Kinetic microplate assay reveals lethal and sub-lethal behavior of antimicrobials immobilized on solid substrates
Joint Conference on GLOBAL APPLIED MICROBIOLOGY CONFERENCE & International Congress on MICROBIAL & BIOCHEMICAL RESEARCH AND TECHNOLOGIES
October 18-19, 2017 Toronto, Canada
US Army Soldier Natick Research Development and Engineering Center, USA
Scientific Tracks Abstracts : Microbiology: Current Research
Statement of the Problem: Immobilization of antimicrobials onto surfaces is of great interest, although characterization of activity can be problematic. Traditional assays are designed for determining solution based antimicrobial activity and is incompatible with solid substrates. Methodology & Theoretical Orientation: A kinetic microplate method was developed to determine the minimum bactericidal concentration (MBC) of the immobilized antimicrobial peptides SMAP and Cecropin P1 through a combination and modification of traditional solution assays, overcoming the difficulties of working with a solid substrate. The microplatebased kinetic assay was used to measure various peptide dose and time-dependent activity at multiple concentrations; viable plate counts were used to determine bactericidal activity and correlated to the kinetic assay results. Findings: Immobilized peptide activity against both Grampositive and Gram-negative bacteria has been demonstrated, including Acinetobacter baumannii, Bacillus anthracis sterne and Staphylococcus aureus, and correlated to viable plate count results. Compared to peptides in solution, a combination of increased concentration and longer exposure time was required for activity. Immobilized peptide potency was cell–dependent; however, the peptides exhibited activity for all organisms in a dose-dependent manner, reaching a critical concentration that resulted in complete inhibition. The role of immobilized peptide orientation relative to the solid substrate revealed that orientation is critical to activity. Conclusion & Significance: This assay successfully determined activity on magnetic beads and planar glass substrates; other substrates such as antimicrobial textiles could also be characterized with this technique. Furthermore, the method yields information regarding sub-lethal concentrations not realized in the traditional assays. This kinetic microplate assay is also useful for testing antimicrobial formulations and reveals both synergistic and antagonistic interactions against clinical isolates and biothreat agents.

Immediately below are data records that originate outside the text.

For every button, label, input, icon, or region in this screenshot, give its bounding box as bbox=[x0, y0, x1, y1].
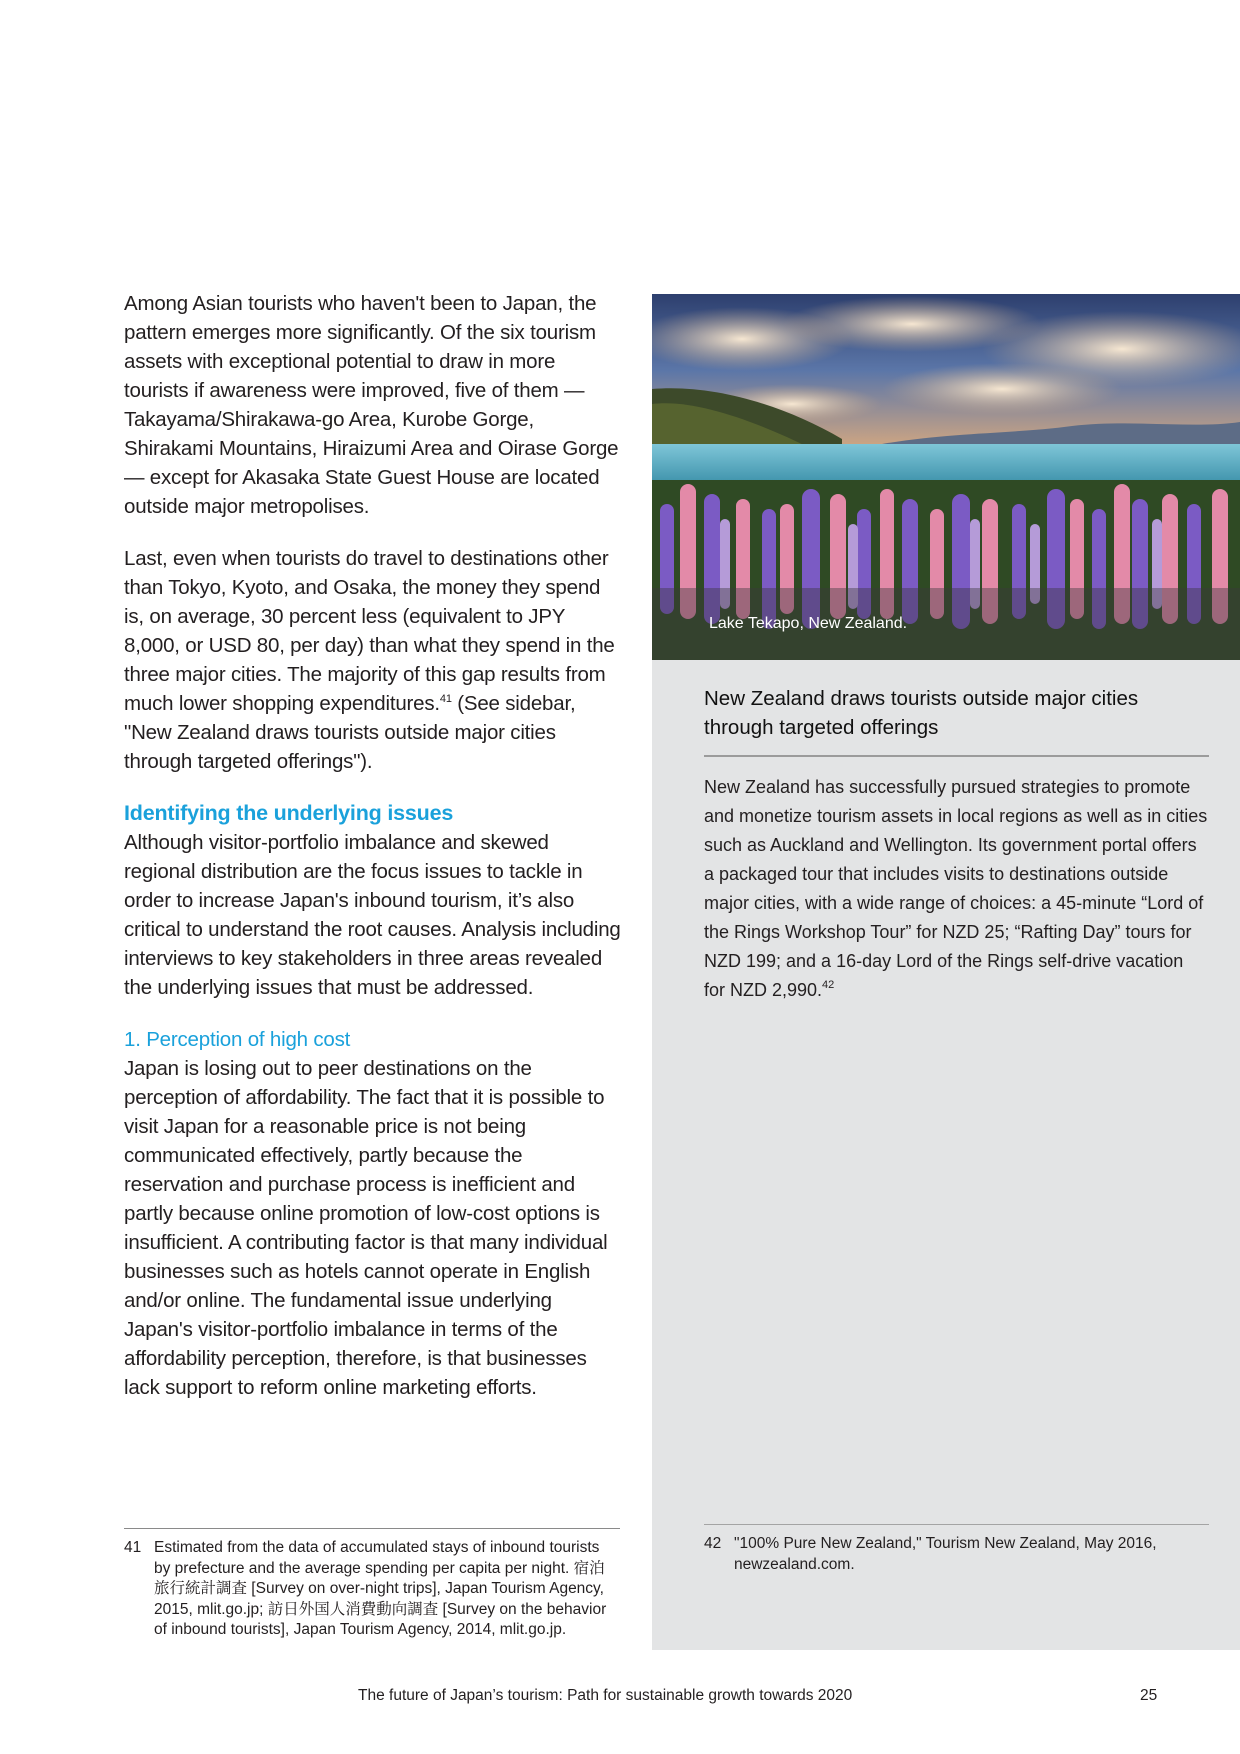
sidebar-new-zealand bbox=[652, 294, 1240, 1650]
section-heading-underlying-issues: Identifying the underlying issues bbox=[124, 801, 454, 825]
main-column bbox=[124, 289, 624, 1425]
lake-tekapo-photo bbox=[652, 294, 1240, 660]
running-footer-title: The future of Japan’s tourism: Path for sustainable growth towards 2020 bbox=[358, 1687, 853, 1704]
footnote-ref-42[interactable]: 42 bbox=[822, 979, 835, 991]
footnote-number: 42 bbox=[704, 1535, 722, 1552]
sidebar-body bbox=[704, 773, 1209, 1005]
sidebar-body-text: New Zealand has successfully pursued strategies to promote and monetize tourism assets in local regions as well as in cities such as Auckland and Wellington. Its government portal offers a packaged tour that includes visits to destinations outside major cities, with a wide range of choices: a 45-minute “Lord of the Rings Workshop Tour” for NZD 25; “Rafting Day” tours for NZD 199; and a 16-day Lord of the Rings self-drive vacation for NZD 2,990. bbox=[704, 777, 1208, 1000]
footnote-number: 41 bbox=[124, 1539, 142, 1556]
page-number: 25 bbox=[1140, 1687, 1158, 1704]
paragraph-affordability: Japan is losing out to peer destinations on the perception of affordability. The fact that it is possible to visit Japan for a reasonable price is not being communicated effectively, partly because the reservation and purchase process is inefficient and partly because online promotion of low-cost options is insufficient. A contributing factor is that many individual businesses such as hotels cannot operate in English and/or online. The fundamental issue underlying Japan's visitor-portfolio imbalance in terms of the affordability perception, therefore, is that businesses lack support to reform online marketing efforts. bbox=[124, 1057, 608, 1399]
footnote-text: "100% Pure New Zealand," Tourism New Zealand, May 2016, newzealand.com. bbox=[734, 1535, 1157, 1573]
paragraph-root-causes: Although visitor-portfolio imbalance and skewed regional distribution are the focus issues to tackle in order to increase Japan's inbound tourism, it’s also critical to understand the root causes. Analysis including interviews to key stakeholders in three areas revealed the underlying issues that must be addressed. bbox=[124, 831, 621, 999]
photo-caption: Lake Tekapo, New Zealand. bbox=[709, 615, 908, 632]
footnote-41 bbox=[124, 1528, 620, 1641]
footnote-ref-41[interactable]: 41 bbox=[439, 693, 452, 705]
paragraph-tourist-pattern: Among Asian tourists who haven't been to Japan, the pattern emerges more significantly. Of the six tourism assets with exceptional potential to draw in more tourists if awareness were improved, five of them — Takayama/Shirakawa-go Area, Kurobe Gorge, Shirakami Mountains, Hiraizumi Area and Oirase Gorge — except for Akasaka State Guest House are located outside major metropolises. bbox=[124, 292, 619, 518]
sidebar-title: New Zealand draws tourists outside major cities through targeted offerings bbox=[704, 684, 1209, 757]
paragraph-spending-gap-text-end: (See sidebar, "New Zealand draws tourists outside major cities through targeted offerings"). bbox=[124, 692, 576, 773]
paragraph-spending-gap bbox=[124, 544, 624, 776]
paragraph-spending-gap-text: Last, even when tourists do travel to destinations other than Tokyo, Kyoto, and Osaka, the money they spend is, on average, 30 percent less (equivalent to JPY 8,000, or USD 80, per day) than what they spend in the three major cities. The majority of this gap results from much lower shopping expenditures. bbox=[124, 547, 615, 715]
subheading-perception-high-cost: 1. Perception of high cost bbox=[124, 1028, 351, 1051]
sidebar-content bbox=[704, 684, 1209, 1005]
footnote-42 bbox=[704, 1524, 1209, 1575]
footnote-text: Estimated from the data of accumulated stays of inbound tourists by prefecture and the average spending per capita per night. 宿泊旅行統計調査 [Survey on over-night trips], Japan Tourism Agency, 2015, mlit.go.jp; 訪日外国人消費動向調査 [Survey on the behavior of inbound tourists], Japan Tourism Agency, 2014, mlit.go.jp. bbox=[154, 1539, 607, 1638]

Steven Arcidiacono has an MS in Microbiology, with significant contributions in the research areas of anaerobic fermentation, antimicrobials, and biopolymer fermentation/fiber spinning. His primary focuses encompass exploratory research and development studies in the following specific areas: 1) colonic fermentation for biotransformation of nutritional and polyphenolic compounds; 2) skin microorganism interaction when in co-culture; and 3) discovery of novel antimicrobials to combat multidrug resistant bacteria and fungi. His prior experience/programs include antimicrobial peptides for detection and microbial protection and aqueous spinning of biopolymers (naturally-derived crystallin proteins and recombinant spider silk). He is Author/Coauthor of >30 peer-reviewed manuscripts, book chapters, proceedings and conference articles (cited >1500 times), numerous presentations, and an inventor on two issued US patents and two patent applications.